The works of Vajiko Chachkhiani are characterized by their intelligent conception and an often quiet, substantive, and aesthetic poetry – and occasionally also melancholy. On the finely balanced interface between the reality of the outside world and the inner human psyche, they delve into existential questions of life, human perception, and the culture of remembrance.

Often only at a second, more intense glance does the viewer participate in the thoughts and research of the Georgian artist. Allegories of everyday life are ostensibly retold with familiar images, only to be subtly broken by unexpected artistic interventions. His individual works – films, sculptures, performances, photographs, and large-scale installations – are characterized in their overall compositions by a dense narration that suggests various tracks and interweaves everything in dramaturgical density.
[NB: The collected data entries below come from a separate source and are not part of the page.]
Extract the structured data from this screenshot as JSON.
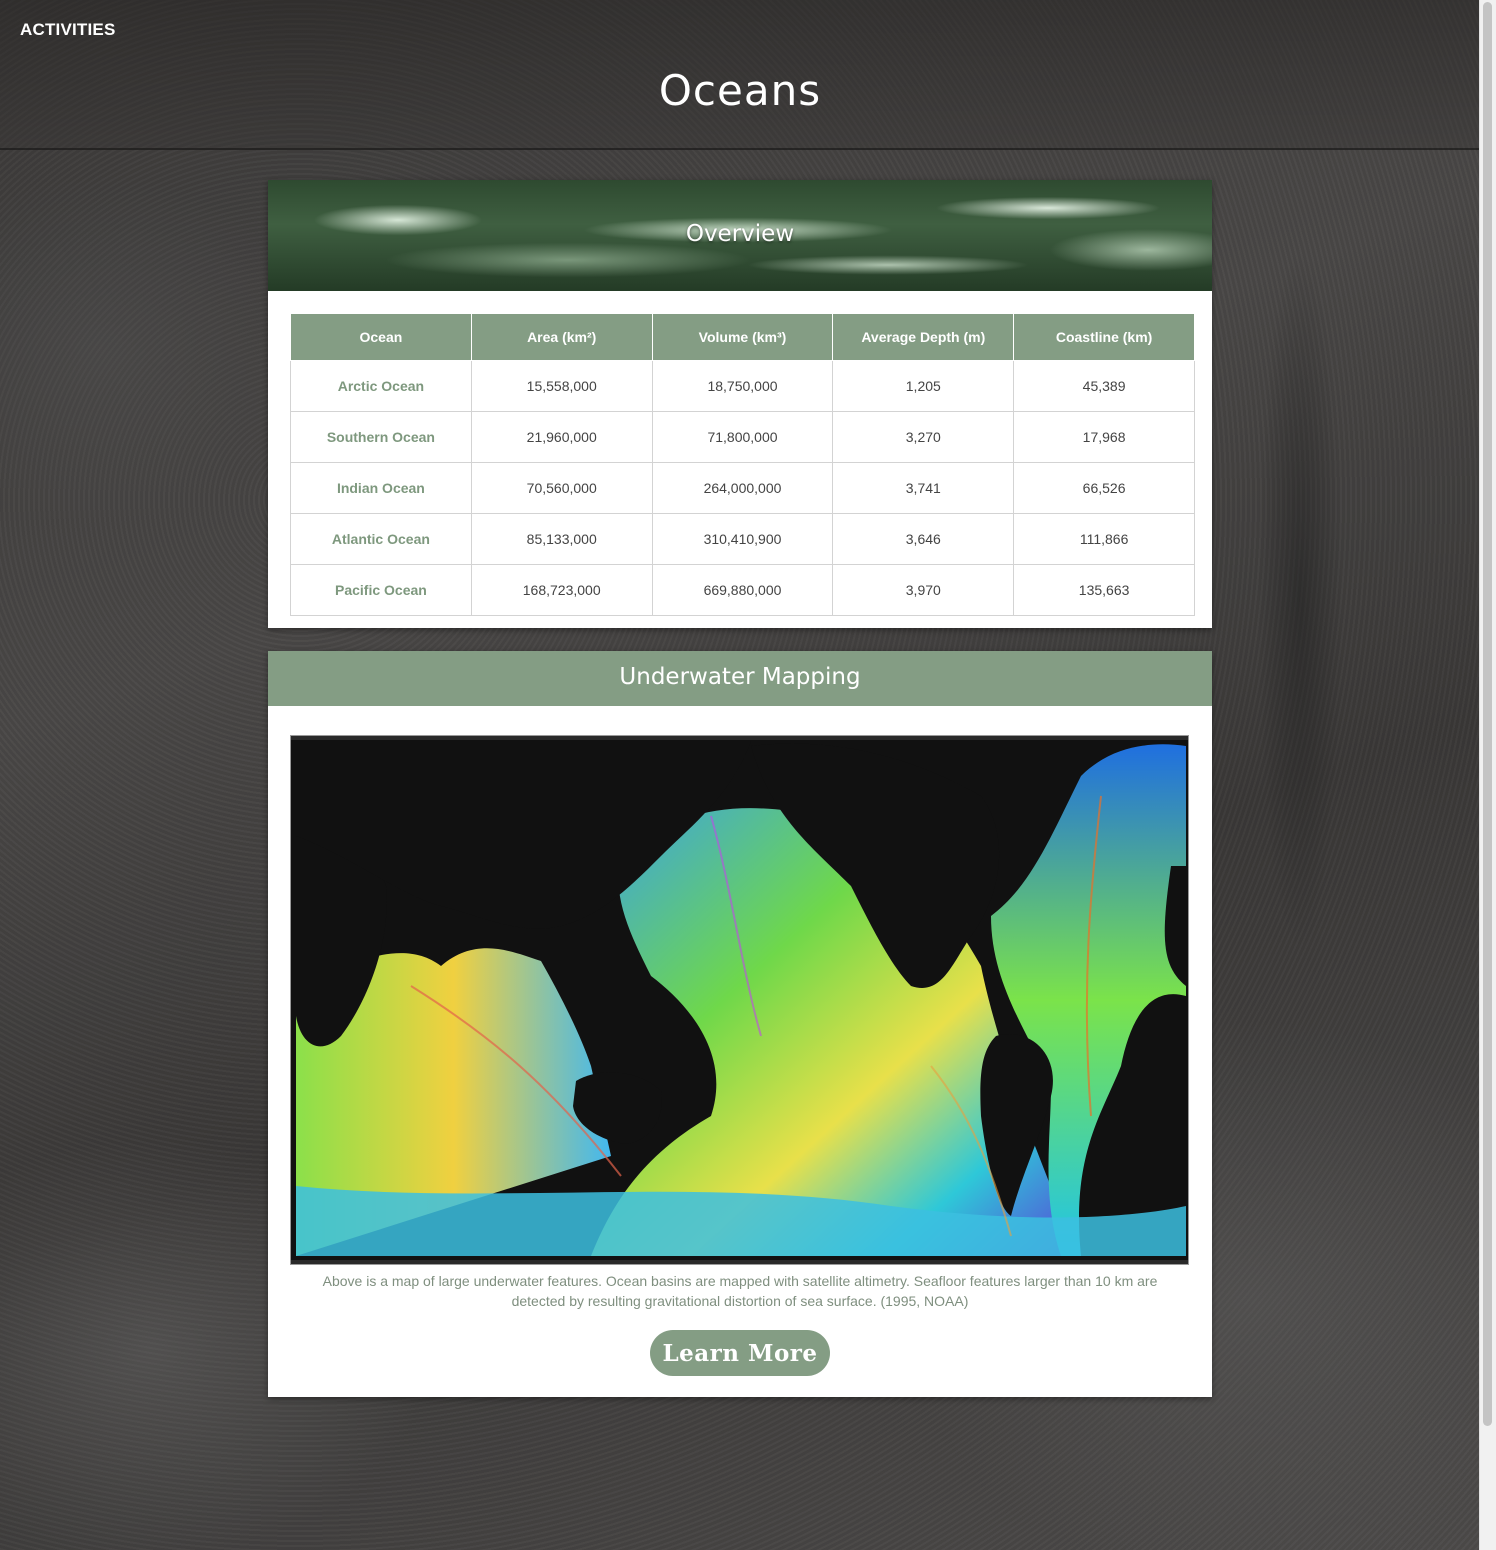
{
  "nav": {
    "activities_label": "ACTIVITIES"
  },
  "page": {
    "title": "Oceans"
  },
  "overview": {
    "title": "Overview",
    "columns": [
      "Ocean",
      "Area (km²)",
      "Volume (km³)",
      "Average Depth (m)",
      "Coastline (km)"
    ],
    "rows": [
      [
        "Arctic Ocean",
        "15,558,000",
        "18,750,000",
        "1,205",
        "45,389"
      ],
      [
        "Southern Ocean",
        "21,960,000",
        "71,800,000",
        "3,270",
        "17,968"
      ],
      [
        "Indian Ocean",
        "70,560,000",
        "264,000,000",
        "3,741",
        "66,526"
      ],
      [
        "Atlantic Ocean",
        "85,133,000",
        "310,410,900",
        "3,646",
        "111,866"
      ],
      [
        "Pacific Ocean",
        "168,723,000",
        "669,880,000",
        "3,970",
        "135,663"
      ]
    ]
  },
  "mapping": {
    "title": "Underwater Mapping",
    "caption": "Above is a map of large underwater features. Ocean basins are mapped with satellite altimetry. Seafloor features larger than 10 km are detected by resulting gravitational distortion of sea surface. (1995, NOAA)",
    "button_label": "Learn More"
  },
  "colors": {
    "accent": "#849d84",
    "ocean_name_text": "#7e987e",
    "card_background": "#ffffff",
    "map_land": "#111111"
  }
}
The materials of his works emphasize historical references, as well as the bond with his homeland, which occasionally leaves its mark on his oeuvre. Whereas, for example, at first glance, some of his films may appear to be documentary, they elude clear decipherability and, upon closer examination, reveal a subtle, multiple-historical, and suggestive power. For a brief moment, Chachkhiani stops the wheel of time and history and offers the viewer a metaphorical (overall) image, which often focuses on vanishing and changing / transforming and, upon ‘immersion’, reveals multi-layered narrative strands.